Section 3A of the Civil Procedure Act allows the court to invoke its inherent powers “to make such order as may be necessary for the ends of justice or to prevent abuse of the process of the court”, and order IXA rule 10 of the Civil Procedure Rules states as follows:
“Where judgment has been entered under this order the court may set aside or vary such judgment and any consequential decree or order upon such terms as are just.”
According to the affidavit filed herein, the clerk to the second defendant depones in paragraph 3 of the affidavit that he had himself gone through the file and believes that summons in this case had been misplaced in the offices of the second defendant through a genuine mistake and as a result the second defendant was unable to instruct its advocate within the prescribed time. Unfortunately, the deponent does not explain how the file was misplaced to enable court to decide how genuine mistake and was as a result the second defendant was unable to instruct its advocate within the prescribed time. Unfortunately, the deponent does not explain how the file was misplaced to enable court to decide how genuine the mistake was. As had been said earlier, judgment was entered on February 13, 1982. The second defendant filed his defence on April 7, 1982 that is about two months after. This looks a substantial delay and court can only give indulgence in applications of this nature where sufficient cause has been shown.

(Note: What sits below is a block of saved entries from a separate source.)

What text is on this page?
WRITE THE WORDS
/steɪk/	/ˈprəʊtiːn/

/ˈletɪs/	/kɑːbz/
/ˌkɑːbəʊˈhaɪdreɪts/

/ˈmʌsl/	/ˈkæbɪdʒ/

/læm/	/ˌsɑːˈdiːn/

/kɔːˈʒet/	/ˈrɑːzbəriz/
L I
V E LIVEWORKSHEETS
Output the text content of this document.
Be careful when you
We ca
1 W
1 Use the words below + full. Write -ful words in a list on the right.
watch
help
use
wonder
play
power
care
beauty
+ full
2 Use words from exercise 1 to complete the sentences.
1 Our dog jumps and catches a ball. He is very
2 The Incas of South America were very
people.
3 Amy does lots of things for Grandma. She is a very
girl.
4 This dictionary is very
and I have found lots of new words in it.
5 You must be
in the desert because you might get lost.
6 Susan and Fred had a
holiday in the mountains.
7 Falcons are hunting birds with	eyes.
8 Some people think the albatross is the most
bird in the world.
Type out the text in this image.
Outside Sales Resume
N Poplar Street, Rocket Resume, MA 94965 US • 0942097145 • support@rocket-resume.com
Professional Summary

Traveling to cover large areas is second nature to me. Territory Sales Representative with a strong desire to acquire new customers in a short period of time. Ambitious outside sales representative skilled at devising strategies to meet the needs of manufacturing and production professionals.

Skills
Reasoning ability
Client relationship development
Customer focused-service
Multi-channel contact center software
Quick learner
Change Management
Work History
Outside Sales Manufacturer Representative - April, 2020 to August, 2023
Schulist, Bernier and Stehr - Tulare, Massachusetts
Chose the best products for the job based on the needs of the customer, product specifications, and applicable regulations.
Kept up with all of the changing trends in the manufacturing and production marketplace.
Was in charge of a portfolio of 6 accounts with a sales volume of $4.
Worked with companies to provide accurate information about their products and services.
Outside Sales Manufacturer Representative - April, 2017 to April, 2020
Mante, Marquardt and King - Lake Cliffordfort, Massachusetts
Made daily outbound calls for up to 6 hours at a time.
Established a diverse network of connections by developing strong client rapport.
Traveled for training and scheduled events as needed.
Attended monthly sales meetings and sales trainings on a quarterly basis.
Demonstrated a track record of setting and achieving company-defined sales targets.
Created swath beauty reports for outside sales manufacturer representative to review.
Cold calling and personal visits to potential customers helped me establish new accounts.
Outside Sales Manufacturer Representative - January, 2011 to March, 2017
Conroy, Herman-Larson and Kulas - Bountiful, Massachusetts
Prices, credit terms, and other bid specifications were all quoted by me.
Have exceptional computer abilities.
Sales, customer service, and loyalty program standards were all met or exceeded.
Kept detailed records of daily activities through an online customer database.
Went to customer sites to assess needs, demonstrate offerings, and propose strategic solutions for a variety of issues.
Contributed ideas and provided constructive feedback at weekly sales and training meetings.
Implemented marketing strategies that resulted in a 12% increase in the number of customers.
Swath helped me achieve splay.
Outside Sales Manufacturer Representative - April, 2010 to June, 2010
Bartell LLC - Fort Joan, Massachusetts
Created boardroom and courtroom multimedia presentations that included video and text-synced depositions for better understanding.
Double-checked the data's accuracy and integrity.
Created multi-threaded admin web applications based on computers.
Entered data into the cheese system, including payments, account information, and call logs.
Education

It is clear from the affidavit that appearance was entered for both defendants on March 8, 1982. It was still outside the prescribed period. The advocate who was dealing with this matter in the offices of defence counsel disputed the date of entry of judgment, although this was clearly indicated on the court file and this then cause delay in filing of the defence by the defence counsel. But the plaintiff is not to blame for that because what the defence counsel was supposed to do was simply to check on the court file for the date when judgment was entered and not engage in arguments in respect thereof.
Another point which the applicant has not brought out in either the application or submissions in court is whether there is a triable issue or good defence to the civil case.
There is no paragraph in the affidavit indicating any triable issue or good defence to this suit apart from relying on the discharge voucher which the plaintiff signed (see pent 2) discharging Kenya National Assurance Co Ltd from liability after paying the plaintiff Kshs 15,000. But this was in respect of property loss relating to vehicle No KQD 223. It did not relate to personal injuries which the plaintiff suffered as a result of this accident.
But it appears that although the plaintiff was paid Kshs 15000 by the Insurance Company in respect of loss of his car he seems to have made claim for a similar loss in the plaint filed by this in this case. At the same time his plaint does not show in the main paragraph (paragraph 4) how the second defendant is connected to this claim. In view of this, it is only fair and just that the court invokes its inherent powers as per Section 3A of the Civil Procedure Act (Cap 22) to grant this application and to allow the defendant to file his defence out of time as court is satisfied that there are triable issues in the case. This should be done within seven days from the date hereof. If there is need for the plaintiff to file reply to the defence then he will need to do so within ten days from the date of service of defence upon him. I do not however, propose to grant prayer 3 of this application.
Cost of the application will go to the plaintiff in any even.
Delivered at Nairobi this 5th day of October, 1983.